Dressed in his brown slacks and blue shirt, Blaine left the infirmary and walked down a long corridor until he reached a door. A uniformed guard was standing beside it.
“Excuse me,” Blaine said, “does this door lead outside?”
“Huh?”
“Does this door lead outside the Rex Building?”
“Yeah, of course. Outside and onto the street.”
“Thank you.” Blaine hesitated. He wanted the briefing he had been promised but never given. He wanted to ask the guard what New York was like, and what the local customs and regulations were, and what he should see, and what he should avoid. But the guard apparently hadn't heard about the Man from the Past. He was staring pop-eyed at Blaine.
Blaine hated the idea of plunging into the New York of 2110 like this, without money or knowledge or friends, without a job or a place to stay, and wearing an uncomfortable new body. But it couldn't be helped. Pride meant something, after all. He would rather take his chances alone than ask assistance from the porcelain-hard Miss Thorne, or any of the others at Rex.
“Do I need a pass to get out?” he asked hopefully.
“Nope. Just to get back in.” The guard frowned suspiciously. “Say, what's the matter with you?”
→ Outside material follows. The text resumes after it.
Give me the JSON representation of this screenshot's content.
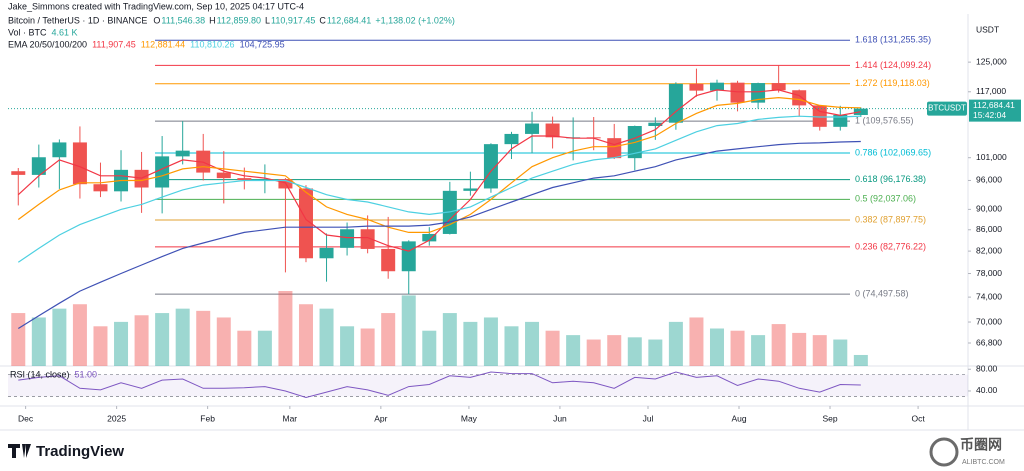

“Nothing,” Blaine said. He opened the door, still not believing that they would let him leave so casually. But then, why not? He was in a world where men talked to their dead grandfathers, where there were spaceships and hereafter drivers, where they snatched a man from the past as a publicity stunt, then lightly discarded him.
The door closed. Behind him was the great grey mass of the Rex Building. Before him lay New York.
5
At first glance, the city looked like a surrealistic Bagdad. He saw squat palaces of white and blue tile, and slender red minarets, and irregularly shaped buildings with flaring Chinese roofs and spired onion domes. It looked as though an oriental fad in architecture had swept the city. Blaine could hardly believe he was in New York. Bombay perhaps, Moscow, or even Los Angeles, but not New York. With relief he saw skyscrapers, simple and direct against the curved Asiatic structures. They seemed like lonely sentinels of the New York he had known.
The streets were filled with miniature traffic. Blaine saw motorcycles and scooters, cars no bigger than Porsches, trucks the size of Buicks, and nothing larger. He wondered if this was New York's answer to congestion and air pollution. If so, it hadn't helped.